这个方法不使用元组，并且应该比这里给出的其他方法更快更简单。

注意：以前的版本没有在[，这意味着使用了错误的索引。另外，乔·金顿（Joe Kington）提出了一个很好的观点，那就是制作各种中间副本。下面的方法通过创build一个sorting后的副本，然后使用它的视图来减less：

 b = a[np.lexsort(aT)] b[np.concatenate(([True], np.any(b[1:] != b[:-1],axis=1)))]

这是更快，使用更less的内存。

另外，如果您想在ndarray中查找唯一的行， 而不pipe数组中有多less维，则以下操作将起作用：

 b = a[lexsort(a.reshape((a.shape[0],-1)).T)]; b[np.concatenate(([True], np.any(b[1:]!=b[:-1],axis=tuple(range(1,a.ndim)))))]

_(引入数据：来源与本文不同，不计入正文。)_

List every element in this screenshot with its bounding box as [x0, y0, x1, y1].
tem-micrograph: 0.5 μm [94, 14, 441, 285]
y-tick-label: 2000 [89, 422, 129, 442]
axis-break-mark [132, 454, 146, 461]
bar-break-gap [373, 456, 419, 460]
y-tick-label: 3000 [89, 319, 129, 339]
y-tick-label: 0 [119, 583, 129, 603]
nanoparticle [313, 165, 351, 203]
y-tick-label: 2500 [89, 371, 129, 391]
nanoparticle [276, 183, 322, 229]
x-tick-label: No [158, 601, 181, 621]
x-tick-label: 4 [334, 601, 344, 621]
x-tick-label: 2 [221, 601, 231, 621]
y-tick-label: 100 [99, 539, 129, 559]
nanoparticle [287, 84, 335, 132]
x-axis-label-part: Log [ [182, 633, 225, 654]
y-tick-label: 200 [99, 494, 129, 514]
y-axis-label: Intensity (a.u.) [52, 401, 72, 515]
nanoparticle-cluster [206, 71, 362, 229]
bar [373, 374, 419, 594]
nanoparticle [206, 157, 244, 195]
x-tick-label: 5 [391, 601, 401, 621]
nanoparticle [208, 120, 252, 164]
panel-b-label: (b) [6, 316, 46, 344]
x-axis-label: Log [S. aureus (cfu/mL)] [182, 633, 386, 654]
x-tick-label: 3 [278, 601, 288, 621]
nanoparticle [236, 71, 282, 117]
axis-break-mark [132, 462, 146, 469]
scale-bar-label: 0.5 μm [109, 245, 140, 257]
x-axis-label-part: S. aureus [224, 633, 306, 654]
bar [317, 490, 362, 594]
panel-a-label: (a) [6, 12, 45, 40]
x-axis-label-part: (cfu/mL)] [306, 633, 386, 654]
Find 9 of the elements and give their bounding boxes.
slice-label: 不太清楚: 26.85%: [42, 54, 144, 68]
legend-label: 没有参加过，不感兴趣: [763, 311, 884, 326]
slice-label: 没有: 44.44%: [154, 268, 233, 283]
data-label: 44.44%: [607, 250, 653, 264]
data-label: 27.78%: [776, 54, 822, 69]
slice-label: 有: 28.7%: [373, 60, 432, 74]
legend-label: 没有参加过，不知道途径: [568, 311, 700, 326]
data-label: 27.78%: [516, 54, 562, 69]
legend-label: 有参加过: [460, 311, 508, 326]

如果你想在任意维数组的任意轴上进行sorting/唯一的话，那么一个有趣的问题就会变得更加困难。

编辑：

为了演示速度差异，我在ipython中运行了几个答案中描述的三种不同方法的testing。用你的确切的a，没有太大的区别，虽然这个版本有点快：

 In [87]: %timeit unique(a.view(dtype)).view('<i8') 10000 loops, best of 3: 48.4 us per loop In [88]: %timeit ind = np.lexsort(aT); a[np.concatenate(([True], np.any(a[ind[1:]]!= a[ind[:-1]], axis=1)))] 10000 loops, best of 3: 37.6 us per loop In [89]: %timeit b = [tuple(row) for row in a]; np.unique(b) 10000 loops, best of 3: 41.6 us per loop

然而，随着更大的一个，这个版本结束了很多，更快：

 In [96]: a = np.random.randint(0,2,size=(10000,6)) In [97]: %timeit unique(a.view(dtype)).view('<i8') 10 loops, best of 3: 24.4 ms per loop In [98]: %timeit b = [tuple(row) for row in a]; np.unique(b) 10 loops, best of 3: 28.2 ms per loop In [99]: %timeit ind = np.lexsort(aT); a[np.concatenate(([True],np.any(a[ind[1:]]!= a[ind[:-1]],axis=1)))] 100 loops, best of 3: 3.25 ms per loop

这是@Greg pythonic答案的另一个变体

 np.vstack(set(map(tuple, a)))

我不喜欢任何这些答案，因为没有处理线性代数或向量空间意义上的浮点数组，其中两行“相等”意思是“在某个ε内”。有一个容忍阈值的答案， https://stackoverflow.com/a/26867764/500207 ，采取了门槛元素明智和小数的精度，这对某些情况下工作，但不是在math上一般作为真正的vector距离。

这是我的版本：

 from scipy.spatial.distance import squareform, pdist def uniqueRows(arr, thresh=0.0, metric='euclidean'): "Returns subset of rows that are unique, in terms of Euclidean distance" distances = squareform(pdist(arr, metric=metric)) idxset = {tuple(np.nonzero(v)[0]) for v in distances <= thresh} return arr[[x[0] for x in idxset]] # With this, unique columns are super-easy: def uniqueColumns(arr, *args, **kwargs): return uniqueRows(arr.T, *args, **kwargs)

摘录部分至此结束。